Il semblerait que les autorités locales et les intermédiaires privés soient « payés par tête » par le gouvernement du Xinjiang pour organiser les transferts, que l’ASPI décrit comme « une nouvelle phase de la répression en cours en Chine » contre les Ouïghours, une minorité musulmane.

Le rapport Ouïghours à vendre décrit les travailleurs de cette minorité vivant dans des dortoirs séparés, suivant des cours de mandarin et une formation idéologique en dehors des heures de travail et sous surveillance constante. Selon les documents officiels analysés par l’ASPI, certains travailleurs se voient attribuer des conseillers. Loin de chez eux, il leur est également interdit de se conformer à leurs pratiques religieuses, comme le jeûne du Ramadan.

L’estimation de 80 000 Ouïghours déplacés est un minima, note l’ASPI, qui estime que le nombre réel de Ouïghours transférés pourrait être beaucoup plus élevé. « Notre rapport indique très clairement que l’expropriation des Ouïghours et d’autres minorités ethniques au Xinjiang est également très forte en termes d’exploitation économique », a déclaré à la BBC Nathan Ruser, co-auteur du rapport. «Nous avons identifié cette main oeuvre invisible et jusqu’ici cachée dans la chaîne d’approvisionnement mondiale.»

L’un des cas mentionnés dans le rapport ouïghours à vendre est celui de Qingdao Taekwang Shoes, une usine de l’est de la Chine qui produit des chaussures pour Nike. Là, ils ont principalement identifié des femmes ouïghoures, des comtés de Hotan et Kashgar (dans le sud du Xinjiang), qui ont été forcées de suivre des cours du soir dont le contenu était similaire à celui des camps de rééducation.

La Chine a été la cible de condamnations internationales en raison du réseau de «camps de rééducation» extrajudiciaires dans le Xinjiang. Au cours des dernières années, environ un million d’Ouïghours ont été emmenés dans ces camps de détention pour être punis et «endoctrinés». Les autorités disent qu’elles combattent le terrorisme et l’extrémisme religieux.
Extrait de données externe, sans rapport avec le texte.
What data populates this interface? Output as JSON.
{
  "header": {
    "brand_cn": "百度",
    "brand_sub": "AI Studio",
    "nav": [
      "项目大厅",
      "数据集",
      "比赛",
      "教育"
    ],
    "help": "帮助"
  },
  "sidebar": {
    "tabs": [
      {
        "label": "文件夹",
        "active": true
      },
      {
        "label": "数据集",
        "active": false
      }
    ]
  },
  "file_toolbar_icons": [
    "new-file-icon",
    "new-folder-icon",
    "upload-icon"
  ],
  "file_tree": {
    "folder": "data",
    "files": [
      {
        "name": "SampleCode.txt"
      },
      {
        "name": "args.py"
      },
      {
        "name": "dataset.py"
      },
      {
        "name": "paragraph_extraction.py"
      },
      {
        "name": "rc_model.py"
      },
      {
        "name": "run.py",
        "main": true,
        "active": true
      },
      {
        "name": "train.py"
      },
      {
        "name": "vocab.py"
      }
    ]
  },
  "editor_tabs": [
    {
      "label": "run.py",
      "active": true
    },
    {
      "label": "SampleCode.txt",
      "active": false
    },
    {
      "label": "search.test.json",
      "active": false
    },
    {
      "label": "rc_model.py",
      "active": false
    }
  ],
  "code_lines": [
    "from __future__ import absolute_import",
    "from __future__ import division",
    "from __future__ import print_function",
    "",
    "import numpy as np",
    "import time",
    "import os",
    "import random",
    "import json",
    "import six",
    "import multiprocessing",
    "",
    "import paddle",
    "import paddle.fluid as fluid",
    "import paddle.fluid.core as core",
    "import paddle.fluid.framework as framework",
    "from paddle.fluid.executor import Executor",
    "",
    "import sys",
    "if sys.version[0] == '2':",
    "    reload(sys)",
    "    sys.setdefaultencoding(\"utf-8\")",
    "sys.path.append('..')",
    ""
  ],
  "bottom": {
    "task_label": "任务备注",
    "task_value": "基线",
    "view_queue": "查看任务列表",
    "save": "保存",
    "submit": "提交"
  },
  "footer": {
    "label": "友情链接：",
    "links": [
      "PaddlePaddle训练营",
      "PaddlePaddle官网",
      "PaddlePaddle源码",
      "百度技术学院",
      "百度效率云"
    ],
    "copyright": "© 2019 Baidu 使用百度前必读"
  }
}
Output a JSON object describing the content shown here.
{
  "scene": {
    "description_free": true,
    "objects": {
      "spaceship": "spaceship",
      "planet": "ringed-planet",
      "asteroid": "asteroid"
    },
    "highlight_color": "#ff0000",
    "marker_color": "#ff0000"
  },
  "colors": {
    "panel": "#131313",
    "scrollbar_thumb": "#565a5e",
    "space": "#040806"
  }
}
Le rapport ASPI rapporté par le journal britannique The Guardian, intervient quelques mois seulement après l’annonce de la libération de personnes détenues dans ces « camps de rééducation » car « formées ». Le document du groupe de réflexion décrit cela comme une nouvelle étape dans la «rééducation» des Ouïghours et d’autres minorités ethniques par les autorités chinoises.